La última marinera había terminado. El fin de la música la sacó de sus pensamientos, de sus recuerdos.  Llevaba ya una hora bailando en el techo.  Miró sus plantas, lucían rojísimas y le ardían, pero no tenían ni una sola ampolla. Le gustaba sentir ese ardor, ese dolorcito era como el picante el el cebiche, ese ardor en sus pies le encantaba y le daba más ganas de bailar.  "Debo de estar loca" pensó, "¡Me gusta quemarme los pies!".  Sonrió, mientras recordaba la cara del chico que le gustaba, el chalán con el que bailaba seguido, luego de la última presentación que habían tenido en febrero. Había sido al medio día, en una pista destrozada, llena de piedras y que quemaba tremendamente. El calor del suelo era tan intenso que hasta el muchacho lo había sentido a través de las gruesas suelas de sus zapatos.
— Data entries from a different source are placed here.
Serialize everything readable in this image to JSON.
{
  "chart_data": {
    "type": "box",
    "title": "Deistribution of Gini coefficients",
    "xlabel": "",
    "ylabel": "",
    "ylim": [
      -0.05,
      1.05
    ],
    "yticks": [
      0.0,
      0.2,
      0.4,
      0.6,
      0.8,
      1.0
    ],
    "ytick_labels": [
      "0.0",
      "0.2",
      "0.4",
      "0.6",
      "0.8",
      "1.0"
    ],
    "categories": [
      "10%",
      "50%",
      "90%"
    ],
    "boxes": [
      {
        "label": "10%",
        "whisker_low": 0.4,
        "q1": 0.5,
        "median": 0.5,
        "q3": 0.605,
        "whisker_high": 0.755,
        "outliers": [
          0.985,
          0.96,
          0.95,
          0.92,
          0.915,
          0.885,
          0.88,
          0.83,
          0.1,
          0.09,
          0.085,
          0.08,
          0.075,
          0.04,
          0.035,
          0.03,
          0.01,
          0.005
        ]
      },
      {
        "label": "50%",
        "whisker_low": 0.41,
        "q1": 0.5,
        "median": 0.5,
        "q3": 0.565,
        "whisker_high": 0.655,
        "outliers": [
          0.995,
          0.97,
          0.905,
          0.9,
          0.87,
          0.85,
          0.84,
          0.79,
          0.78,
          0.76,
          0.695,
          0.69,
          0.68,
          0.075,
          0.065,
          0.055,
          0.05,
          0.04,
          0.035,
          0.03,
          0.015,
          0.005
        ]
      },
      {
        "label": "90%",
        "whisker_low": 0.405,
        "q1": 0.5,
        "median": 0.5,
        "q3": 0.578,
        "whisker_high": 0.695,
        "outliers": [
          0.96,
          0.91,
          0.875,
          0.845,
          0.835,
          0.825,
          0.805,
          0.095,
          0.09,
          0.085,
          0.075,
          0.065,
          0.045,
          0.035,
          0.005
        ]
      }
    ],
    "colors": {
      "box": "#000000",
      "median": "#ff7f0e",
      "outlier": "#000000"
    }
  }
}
Al terminar la actuación, luego de casi 20 minutos bailando sin parar, el chico, al ver las plantas de ella completamente enrojecidas, le había preguntado  "¿Acaso no te duele?" antes de entrar a los camerinos, y ella sólo le había sonreído, coqueta.  Al terminar de cambiarse, cuando ella ya tenía puesto el polo blanco y los shorts de jeans, al encontrarse afuera de los vestuarios, él notó que ella aún llevaba los pies desnudos. "¿Cómo, y tus zapatos?" le había preguntado él, a lo que ella simplemente le había respondido "Me gusta andar descalza".  Caminaron varias cuadras hasta el paradero.  La vereda y la pista seguían tremendamente calientes y le seguían quemando los pies, pero ella no decía nada, sólo disfrutaba sintiendo el ardor y sonreía mientras conversaban de otras cosas.  Al cabo de un rato, cuando ella subió al bus que la llevaría a casa, descalza, le había gritado a él desde la ventana "¡Es que me gusta quemarme los pies!", mientras reía al ver la cara de sorpresa de él. ¡Había sido épico!

Ya era hora de bajar a casa, de seguir con el teletrabajo avanzando las cosas de la oficina en donde practicaba desde el año pasado y de retomar sus clases virtuales en la universidad.  Bajó la escalera.  Sus pasos no hacían ruido, era ágil como una gata.  Prendió su laptop y empezó a trabajar en algunos reportes que debía entregar hoy, mientras esperaba a que comenzara su siguiente clase virtual de la universidad.  El Zoom era una maravilla y felizmente ya era su último ciclo y sus profesores habían logrado organizarse para poder dictar las clases, haciendo su mejor esfuerzo y gala de creatividad.  Le costaría volver a calzarse cuando todo terminase...¿debía hacerlo? ¿No podría seguir siendo libre y feliz descalza? ¿Ponerse zapatos únicamente cuando de verdad fuese indispensable, inevitable?  Cerró los ojos y se imaginó descalza en la universidad, en clases, de compras en el centro comercial, saliendo con amigas, yendo al cine y a pasear sin zapatos, graduándose descalza y bailando sin zapatos en su fiesta de graduación, con él de pareja.  Sí, es lo que haría, sólo se pondría zapatos cuando de verdad fuese indispensable, el resto del tiempo seguiría descalza...sería como bailar Marinera todo el tiempo, a cada paso, a cada momento.  Y en eso se acordó de él otra vez.  Entró al WhatsApp un ratito nada más y le escribió a él unas cuantas palabras, antes de seguir con su trabajo: "¡Hola!  Me acordé de tí y de nuestro último baile.  Te cuento que hace dos meses que no uso zapatos, me encanta andar descalza, sobre todo cuando salgo a la calle...y voy a seguir caminando sin zapatos en la calle cuando termine la cuarentena".  Luego de eso se arrodilló en el suelo, juntó los pies, le tomó una foto a sus plantas y se la envió, escribiendo "mis pies te mandan saludos :)"

Sonrió de la locura que acababa de hacer y siguió trabajando mientras tarareaba alegre y con el corazón latiéndole rapidito una marinera norteña. Sin que ella se diese cuenta sus pies bailaban despacito bajo la silla. Y también sin darse cuenta, un pequeño suspiro salió de sus labios.  Lo extrañaba.